Former BBC Africa editor, Martin Plaut, challenges the independence of Chinese media institutions. At a conference in November he pointed out the BBC’s extensive coverage of damage wrought by Western companies — and the lack of a Chinese equivalent, asking, “How do you cover those stories where there is a critical Chinese involvement — where it is a difficult one for you? That is the critical test [of] credibility.”

CCTV Africa head, Song Jianing, responded, “If you have watched CCTV, we normally just report African content and business reports and talk shows, where all guests are African – so actually there is no propaganda.”

The Chinese media in Africa staunchly deny accusations of pro-China propaganda, whether it be deliberately positive portrayals of Chinese involvement, or the state-owned nature of their institutions. At the same conference, Xinhua Africa head, Wang Chaowen, challenged even unmade accusations, deflecting questions about financial support and how new media can generate revenue with statements that Xinhua receives only 28% of its costs from the government; then embarking on a long, colourful and evasive journey through a forest of vague Chinese sayings. 

Media and development are indeed inextricably linked, and the Chinese media do enunciate clear differences in mission. Song says CCTV expanded to Africa “to report Africa from an African perspective” and “as a friend of Africa … to portray the true picture of Africa to the world” more positively, holistically, and respectfully, without losing sight of the continent’s success. Is that the whole truth? Well that’s debatable, but she does have a point – Binyavanga Wainaina’s skit on ‘How to write about Africa’, published in 2005, still rings horribly true, and Western headlines about Africa do skew towards failure and despair.

Wang emphasizes Xinhua’s strong commitment to “public interest and social responsibility” as especially important in Africa, citing cooperation with numerous UN agencies on projects covering poverty, environment, and climate change.

And the Chinese don’t only describe China’s involvement in Africa differently, they see it differently. Narratives framing Africa in the language of opportunity and solidarity reflect China’s genuine perception of Africa as a land of opportunity; while emphasis on failure and suffering reflects the West’s continuing perceptions of the continent. African attitudes to China are not brainwashed by Chinese propaganda—more often they are shaped by a sense that China treats Africans as equal business partners, with solidarity and hope, while the West maintains a paternalistic, less effective, aid-based relationship.

That is not to ignore the limitations of Chinese media and involvement in Africa. Both share serious problems of corruption, overly top-down emphasis, and lack of transparency and accountability.

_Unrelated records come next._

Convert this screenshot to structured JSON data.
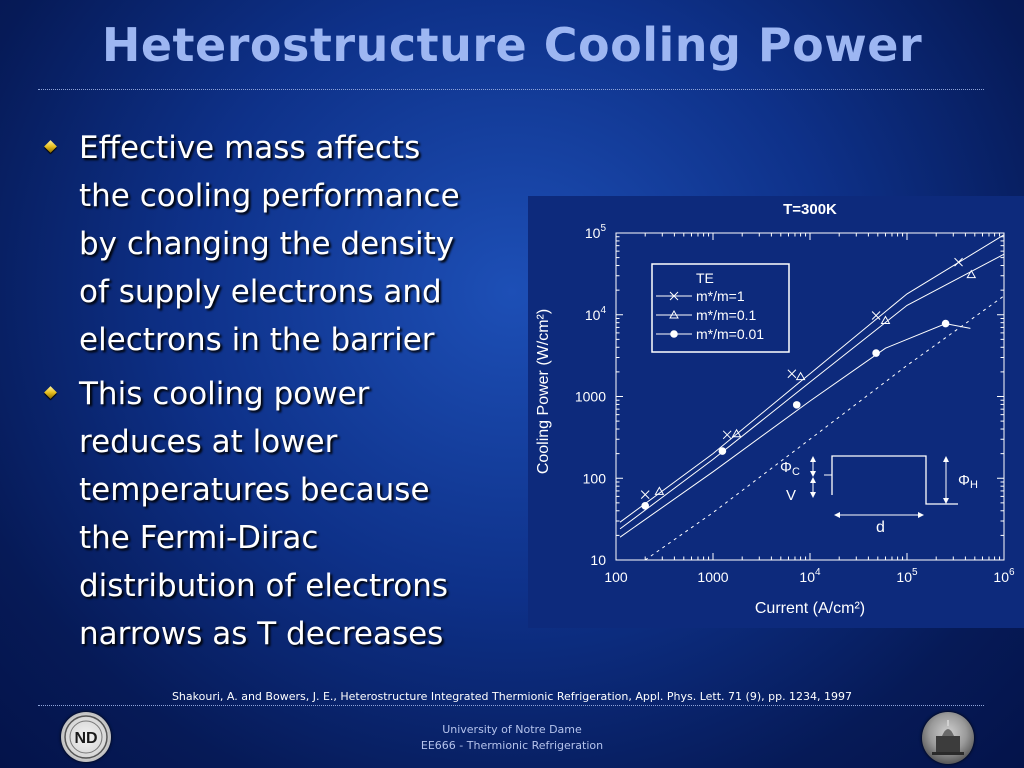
{
  "slide": {
    "title": "Heterostructure Cooling Power",
    "bullets": [
      [
        "Effective mass affects",
        "the cooling performance",
        "by changing the density",
        "of supply electrons and",
        "electrons in the barrier"
      ],
      [
        "This cooling power",
        "reduces at lower",
        "temperatures because",
        "the Fermi-Dirac",
        "distribution of electrons",
        "narrows as T decreases"
      ]
    ],
    "citation": "Shakouri, A. and Bowers, J. E., Heterostructure Integrated Thermionic Refrigeration, Appl. Phys. Lett. 71 (9), pp. 1234, 1997",
    "footer_line1": "University of Notre Dame",
    "footer_line2": "EE666 - Thermionic Refrigeration",
    "logo_left_text": "ND",
    "logo_right_text": ""
  },
  "colors": {
    "title": "#9db6f2",
    "background": "#0e3189",
    "chart_line": "#ffffff"
  },
  "chart_data": {
    "type": "line",
    "title": "T=300K",
    "xlabel": "Current (A/cm²)",
    "ylabel": "Cooling Power (W/cm²)",
    "xscale": "log",
    "yscale": "log",
    "xlim": [
      100,
      1000000
    ],
    "ylim": [
      10,
      100000
    ],
    "x_ticks": [
      {
        "value": 100,
        "label": "100"
      },
      {
        "value": 1000,
        "label": "1000"
      },
      {
        "value": 10000,
        "base": "10",
        "exp": "4"
      },
      {
        "value": 100000,
        "base": "10",
        "exp": "5"
      },
      {
        "value": 1000000,
        "base": "10",
        "exp": "6"
      }
    ],
    "y_ticks": [
      {
        "value": 10,
        "label": "10"
      },
      {
        "value": 100,
        "label": "100"
      },
      {
        "value": 1000,
        "label": "1000"
      },
      {
        "value": 10000,
        "base": "10",
        "exp": "4"
      },
      {
        "value": 100000,
        "base": "10",
        "exp": "5"
      }
    ],
    "legend_title": "TE",
    "legend_position": "top-left",
    "series": [
      {
        "name": "m*/m=1",
        "marker": "x",
        "x": [
          200,
          1400,
          6500,
          48000,
          340000
        ],
        "y": [
          63,
          340,
          1900,
          9800,
          44000
        ]
      },
      {
        "name": "m*/m=0.1",
        "marker": "triangle",
        "x": [
          280,
          1750,
          8000,
          60000,
          460000
        ],
        "y": [
          69,
          350,
          1750,
          8500,
          31000
        ]
      },
      {
        "name": "m*/m=0.01",
        "marker": "dot",
        "x": [
          200,
          1250,
          7300,
          48000,
          250000
        ],
        "y": [
          46,
          215,
          790,
          3400,
          7800
        ]
      }
    ],
    "lines": [
      {
        "series": "m*/m=1",
        "style": "solid",
        "x": [
          110,
          1000,
          10000,
          100000,
          1000000
        ],
        "y": [
          29,
          200,
          1900,
          18000,
          95000
        ]
      },
      {
        "series": "m*/m=0.1",
        "style": "solid",
        "x": [
          110,
          1000,
          10000,
          100000,
          1000000
        ],
        "y": [
          24,
          170,
          1500,
          13000,
          55000
        ]
      },
      {
        "series": "m*/m=0.01",
        "style": "solid",
        "x": [
          110,
          1000,
          10000,
          60000,
          250000,
          450000
        ],
        "y": [
          19,
          120,
          880,
          3900,
          7800,
          6800
        ]
      },
      {
        "series": "TE",
        "style": "dashed",
        "x": [
          200,
          1000,
          10000,
          100000,
          1000000
        ],
        "y": [
          10,
          38,
          300,
          2400,
          17000
        ]
      }
    ],
    "inset": {
      "phi_c": "Φ",
      "phi_c_sub": "C",
      "phi_h": "Φ",
      "phi_h_sub": "H",
      "v": "V",
      "d": "d"
    }
  }
}
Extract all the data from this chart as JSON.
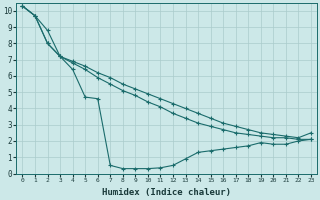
{
  "xlabel": "Humidex (Indice chaleur)",
  "background_color": "#cce8e8",
  "line_color": "#1a6b6b",
  "grid_color": "#aacccc",
  "xlim": [
    -0.5,
    23.5
  ],
  "ylim": [
    0,
    10.5
  ],
  "xticks": [
    0,
    1,
    2,
    3,
    4,
    5,
    6,
    7,
    8,
    9,
    10,
    11,
    12,
    13,
    14,
    15,
    16,
    17,
    18,
    19,
    20,
    21,
    22,
    23
  ],
  "yticks": [
    0,
    1,
    2,
    3,
    4,
    5,
    6,
    7,
    8,
    9,
    10
  ],
  "line1_x": [
    0,
    1,
    2,
    3,
    4,
    5,
    6,
    7,
    8,
    9,
    10,
    11,
    12,
    13,
    14,
    15,
    16,
    17,
    18,
    19,
    20,
    21,
    22,
    23
  ],
  "line1_y": [
    10.3,
    9.7,
    8.0,
    7.2,
    6.4,
    4.7,
    4.6,
    0.5,
    0.3,
    0.3,
    0.3,
    0.35,
    0.5,
    0.9,
    1.3,
    1.4,
    1.5,
    1.6,
    1.7,
    1.9,
    1.8,
    1.8,
    2.0,
    2.1
  ],
  "line2_x": [
    0,
    1,
    2,
    3,
    4,
    5,
    6,
    7,
    8,
    9,
    10,
    11,
    12,
    13,
    14,
    15,
    16,
    17,
    18,
    19,
    20,
    21,
    22,
    23
  ],
  "line2_y": [
    10.3,
    9.7,
    8.8,
    7.2,
    6.8,
    6.4,
    5.9,
    5.5,
    5.1,
    4.8,
    4.4,
    4.1,
    3.7,
    3.4,
    3.1,
    2.9,
    2.7,
    2.5,
    2.4,
    2.3,
    2.2,
    2.2,
    2.1,
    2.1
  ],
  "line3_x": [
    0,
    1,
    2,
    3,
    4,
    5,
    6,
    7,
    8,
    9,
    10,
    11,
    12,
    13,
    14,
    15,
    16,
    17,
    18,
    19,
    20,
    21,
    22,
    23
  ],
  "line3_y": [
    10.3,
    9.7,
    8.0,
    7.2,
    6.9,
    6.6,
    6.2,
    5.9,
    5.5,
    5.2,
    4.9,
    4.6,
    4.3,
    4.0,
    3.7,
    3.4,
    3.1,
    2.9,
    2.7,
    2.5,
    2.4,
    2.3,
    2.2,
    2.5
  ],
  "xlabel_fontsize": 6.5,
  "tick_fontsize": 5.5
}
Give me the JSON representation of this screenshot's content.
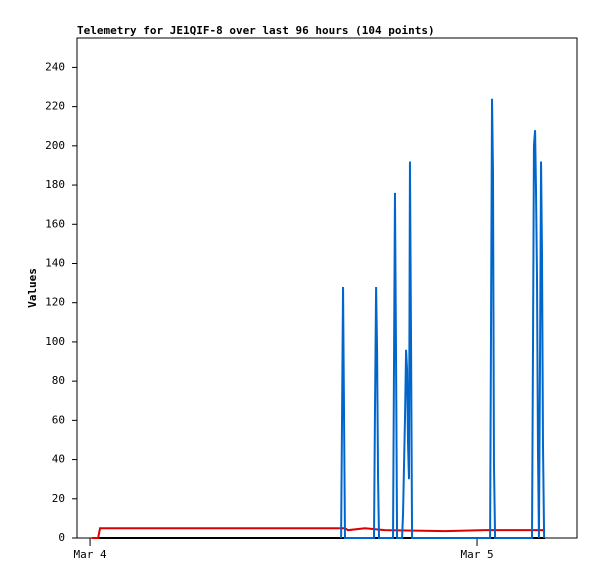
{
  "chart_data": {
    "type": "line",
    "title": "Telemetry for JE1QIF-8 over last 96 hours (104 points)",
    "ylabel": "Values",
    "xlim": [
      -0.81,
      30.2
    ],
    "xticks": [
      {
        "value": 0,
        "label": "Mar 4"
      },
      {
        "value": 24,
        "label": "Mar 5"
      }
    ],
    "ylim": [
      0,
      255
    ],
    "yticks": [
      0,
      20,
      40,
      60,
      80,
      100,
      120,
      140,
      160,
      180,
      200,
      220,
      240
    ],
    "series": [
      {
        "color": "#000000",
        "x": [
          0.12,
          28.22
        ],
        "values": [
          0,
          0
        ]
      },
      {
        "color": "#dd0000",
        "x": [
          0.12,
          0.5,
          0.62,
          15.81,
          16.0,
          17.05,
          18.29,
          22.02,
          24.5,
          28.22
        ],
        "values": [
          0,
          0,
          5,
          5,
          4,
          5,
          4,
          3.5,
          4,
          4
        ]
      },
      {
        "color": "#0066cc",
        "x": [
          15.57,
          15.63,
          15.69,
          15.75,
          15.81,
          17.61,
          17.67,
          17.74,
          17.8,
          17.86,
          17.92,
          18.79,
          18.85,
          18.91,
          18.98,
          19.04,
          19.35,
          19.41,
          19.47,
          19.53,
          19.6,
          19.66,
          19.72,
          19.78,
          19.84,
          19.91,
          19.97,
          24.81,
          24.87,
          24.93,
          24.99,
          25.05,
          25.12,
          27.41,
          27.47,
          27.53,
          27.6,
          27.66,
          27.72,
          27.78,
          27.84,
          27.91,
          27.97,
          28.03,
          28.09,
          28.16
        ],
        "values": [
          0,
          64,
          128,
          64,
          0,
          0,
          64,
          128,
          96,
          32,
          0,
          0,
          88,
          176,
          88,
          0,
          0,
          12,
          36,
          60,
          96,
          86,
          48,
          30,
          192,
          96,
          0,
          0,
          112,
          224,
          186,
          38,
          0,
          0,
          96,
          200,
          208,
          176,
          132,
          44,
          0,
          96,
          192,
          144,
          48,
          0
        ]
      }
    ]
  }
}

But contrary to the Western lens, which sees a homogenous and monolithic China in Africa, there is pluralism and dynamism in Sino-African relations. Just as Africa is incredibly diverse, African perceptions of China vary hugely. And while there is much African debate around the ‘Beijing development model’ — economic growth through market reforms without full-scale political liberalisation — it faces interrogation in China as well. Some Chinese are arguing that development based on ever-greater consumption of resources is unsustainable, and that its outcomes have been inequitable.

So the role and censorship of the media are being debated and tested. How these domestic debates will unfold is not clear. But their international importance, in the context of China’s growing soft power, and its position as a model in the developing world, certainly is.